Australian artist (1890–1978)

Aileen Rose Dent (1890 – 30 March 1978) was an Australian artist known for her portraits, specifically her portrait of Australian aviator Jean Burns.

==Biography==
Dent was born in 1890 in Deniliquin, New South Wales. From 1909 to 1916 she was a student at the National Gallery Art School in Melbourne.

Dent exhibited regularly at the Atheneum Gallery and was a finalist in the Archibald Prize many times. Her paintings were included in the exhibit Australian Women Artists, One Hundred Years 1840–1940.

The National Gallery of Australia owns Dent's portrait of Dame Elizabeth Couchman.
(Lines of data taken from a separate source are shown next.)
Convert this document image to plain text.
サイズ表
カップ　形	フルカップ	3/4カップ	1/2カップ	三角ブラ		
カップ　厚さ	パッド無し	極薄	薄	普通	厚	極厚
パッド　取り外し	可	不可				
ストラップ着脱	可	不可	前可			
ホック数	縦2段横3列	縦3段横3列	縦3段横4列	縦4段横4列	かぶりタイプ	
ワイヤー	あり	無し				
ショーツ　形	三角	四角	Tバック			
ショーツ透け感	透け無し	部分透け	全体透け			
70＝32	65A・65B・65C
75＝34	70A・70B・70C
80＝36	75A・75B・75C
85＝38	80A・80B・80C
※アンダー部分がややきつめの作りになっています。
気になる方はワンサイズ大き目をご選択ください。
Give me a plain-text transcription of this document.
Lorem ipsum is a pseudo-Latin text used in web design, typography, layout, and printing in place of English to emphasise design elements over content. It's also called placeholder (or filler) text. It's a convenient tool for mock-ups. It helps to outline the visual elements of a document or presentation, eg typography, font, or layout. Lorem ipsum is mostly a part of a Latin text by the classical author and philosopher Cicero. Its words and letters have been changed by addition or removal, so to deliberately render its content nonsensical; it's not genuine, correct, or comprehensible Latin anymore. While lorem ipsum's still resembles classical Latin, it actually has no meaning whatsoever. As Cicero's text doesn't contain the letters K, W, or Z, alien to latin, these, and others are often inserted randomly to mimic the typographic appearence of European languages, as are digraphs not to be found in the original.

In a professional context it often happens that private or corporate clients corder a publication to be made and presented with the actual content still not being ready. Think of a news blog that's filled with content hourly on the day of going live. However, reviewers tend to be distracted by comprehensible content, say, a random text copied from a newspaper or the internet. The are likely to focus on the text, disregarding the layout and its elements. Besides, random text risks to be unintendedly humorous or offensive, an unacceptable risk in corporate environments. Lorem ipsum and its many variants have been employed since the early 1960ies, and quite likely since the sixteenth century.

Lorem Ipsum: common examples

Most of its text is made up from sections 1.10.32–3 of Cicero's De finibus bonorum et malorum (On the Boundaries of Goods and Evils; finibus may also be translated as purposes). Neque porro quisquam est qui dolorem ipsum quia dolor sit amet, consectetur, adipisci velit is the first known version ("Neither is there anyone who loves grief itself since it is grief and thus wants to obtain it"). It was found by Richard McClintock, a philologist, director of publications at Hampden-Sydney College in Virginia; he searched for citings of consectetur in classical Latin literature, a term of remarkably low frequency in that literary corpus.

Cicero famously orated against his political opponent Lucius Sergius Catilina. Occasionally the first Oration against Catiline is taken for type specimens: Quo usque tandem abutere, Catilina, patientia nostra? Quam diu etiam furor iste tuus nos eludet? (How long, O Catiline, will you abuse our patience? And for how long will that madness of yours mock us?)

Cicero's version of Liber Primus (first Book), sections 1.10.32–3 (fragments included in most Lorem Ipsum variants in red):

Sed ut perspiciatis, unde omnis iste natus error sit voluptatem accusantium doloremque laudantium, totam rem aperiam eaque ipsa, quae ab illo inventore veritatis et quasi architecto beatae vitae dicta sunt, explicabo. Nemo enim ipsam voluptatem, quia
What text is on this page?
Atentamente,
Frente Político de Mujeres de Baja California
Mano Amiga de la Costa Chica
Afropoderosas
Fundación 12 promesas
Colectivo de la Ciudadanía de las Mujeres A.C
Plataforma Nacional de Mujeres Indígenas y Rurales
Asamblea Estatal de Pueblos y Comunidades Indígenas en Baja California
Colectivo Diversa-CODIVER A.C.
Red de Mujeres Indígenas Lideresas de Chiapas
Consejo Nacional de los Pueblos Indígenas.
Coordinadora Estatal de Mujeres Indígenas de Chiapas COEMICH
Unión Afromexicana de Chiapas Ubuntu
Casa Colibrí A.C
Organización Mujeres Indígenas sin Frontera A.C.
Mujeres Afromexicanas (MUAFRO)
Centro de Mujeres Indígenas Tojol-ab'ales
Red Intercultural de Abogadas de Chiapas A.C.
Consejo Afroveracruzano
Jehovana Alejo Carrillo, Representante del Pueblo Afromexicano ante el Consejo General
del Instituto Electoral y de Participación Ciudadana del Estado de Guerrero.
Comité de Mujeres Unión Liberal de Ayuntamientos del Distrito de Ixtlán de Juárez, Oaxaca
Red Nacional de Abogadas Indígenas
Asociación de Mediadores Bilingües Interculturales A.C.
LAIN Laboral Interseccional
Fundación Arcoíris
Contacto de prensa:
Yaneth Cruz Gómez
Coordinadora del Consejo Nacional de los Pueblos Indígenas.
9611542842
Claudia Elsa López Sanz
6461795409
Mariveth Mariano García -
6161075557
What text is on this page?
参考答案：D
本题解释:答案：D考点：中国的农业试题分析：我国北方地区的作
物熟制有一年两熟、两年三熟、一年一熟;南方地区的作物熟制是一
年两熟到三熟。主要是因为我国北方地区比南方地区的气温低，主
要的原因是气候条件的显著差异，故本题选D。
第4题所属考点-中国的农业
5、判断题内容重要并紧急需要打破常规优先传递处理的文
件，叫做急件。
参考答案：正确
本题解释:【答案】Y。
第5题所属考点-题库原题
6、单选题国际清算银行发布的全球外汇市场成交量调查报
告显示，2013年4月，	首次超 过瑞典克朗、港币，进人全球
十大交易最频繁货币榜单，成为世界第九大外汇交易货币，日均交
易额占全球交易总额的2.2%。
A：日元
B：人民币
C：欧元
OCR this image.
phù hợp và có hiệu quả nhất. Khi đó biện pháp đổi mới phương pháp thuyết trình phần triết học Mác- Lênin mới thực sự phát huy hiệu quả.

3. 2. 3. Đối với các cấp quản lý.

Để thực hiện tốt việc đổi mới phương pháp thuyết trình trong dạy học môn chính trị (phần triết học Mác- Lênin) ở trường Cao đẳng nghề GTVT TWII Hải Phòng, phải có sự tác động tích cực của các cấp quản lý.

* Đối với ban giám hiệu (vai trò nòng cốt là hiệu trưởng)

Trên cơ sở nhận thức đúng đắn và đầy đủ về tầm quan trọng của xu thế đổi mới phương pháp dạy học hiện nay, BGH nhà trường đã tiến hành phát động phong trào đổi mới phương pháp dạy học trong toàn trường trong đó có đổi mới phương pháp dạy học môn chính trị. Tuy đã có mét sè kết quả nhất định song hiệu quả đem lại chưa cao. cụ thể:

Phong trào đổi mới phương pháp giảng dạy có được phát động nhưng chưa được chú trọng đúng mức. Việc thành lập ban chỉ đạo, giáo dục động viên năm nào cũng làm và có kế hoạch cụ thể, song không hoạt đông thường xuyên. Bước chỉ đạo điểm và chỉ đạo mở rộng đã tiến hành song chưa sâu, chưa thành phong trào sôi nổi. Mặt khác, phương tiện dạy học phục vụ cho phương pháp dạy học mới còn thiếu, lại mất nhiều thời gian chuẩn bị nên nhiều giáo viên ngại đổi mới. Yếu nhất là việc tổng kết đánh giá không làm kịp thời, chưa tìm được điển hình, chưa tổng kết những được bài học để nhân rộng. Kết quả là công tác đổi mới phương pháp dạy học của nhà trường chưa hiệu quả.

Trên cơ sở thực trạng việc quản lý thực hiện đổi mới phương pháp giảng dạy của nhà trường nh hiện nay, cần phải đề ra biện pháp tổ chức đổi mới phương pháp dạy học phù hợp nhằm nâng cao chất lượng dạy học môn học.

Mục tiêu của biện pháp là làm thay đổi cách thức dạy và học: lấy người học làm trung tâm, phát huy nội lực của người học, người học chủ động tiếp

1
Dent died in Wagga Wagga in 1978.

==Works==
The Charles Sturt University Art Collection holds the largest collection of her works, however her portraiture exists in other public and private collections. Works include:

- Portrait of Jean Burns 1934
- Portrait of H. P. Zwar 1937
- Portrait of Mrs Ryland 1927
- Portrait of Magnus Lagerlof 1935
- Portrait of Dr. H. Friedman 1932
- Portrait of C. Rigby C.B.E. 1942
- Portrait of Miss Gillman-Jones 1928
- Portrait of the Hon. King O'Malley 1934
- Portrait of Major General A. C. Short, CB, OBE 1954
- Portrait of Dr. Roland Wettenhall, M.B., B.S., F.R.A.P. 1952
- Portrait of Mr. Henry Searby, M.S. F.R.C.S., Q.H.S. 1953
- Portrait of Professor Boyce Gibson 1930, finalist, Archibald Prize, 1930
- Portrait of Professor H. F. Schraeder 1927
- Portrait of Albert Edward Swanson, Esq. 1925
- Portrait of Hon. R. K. Whately, MA, MLA 1955
- Portrait of Brin Newton John, Esq. M.A. 1956
- Portrait of Miss Joyce Raymond 1938
- Portrait of Sir John Jungwirth, Secretary to the Premier of Victoria 1958
- Portrait of Rev. J. Noble-MacKenzie 1940
- Portrait of Professor H. C. Summers 1943
- Portrait of Rev. Henry Evans 1945
- Portrait of Sgt. W. Geoffrey Smith 1943
- Portrait of Professor John Gillies 1940
- Portrait of C. N. McKenzie, Esq. 1939
- Portrait of Rev. A. J. Stewart 1944
- Portrait of Hon. Sir Frederic W. Eggleston 1944
- Portrait of Sir Charles Lowe 1950
- Portrait of Dr J. M. Baldwin, astronomer 1941
- Portrait of The Right Rev. G. A. Wood, BA 1962
- Portrait of John Allan, Premier of Victoria 1928
- Portrait of Robert McLeish, President of the Green Room Club ca.1950

== Exhibitions ==
- 1943, from 1 December; Inclusion in a group show of ninety-one paintings and etchings with Arnold Shore, Max Meldrum, John Rowell, Jas. Quinn, John Farmer, Mary Hurry, Dora Serle, Margaret Pestell, Dora Wilson, Isabel Tweddle, Allan Jordan, Murray Griffin, George Colville, and Victor Cog. Hawthorn Library.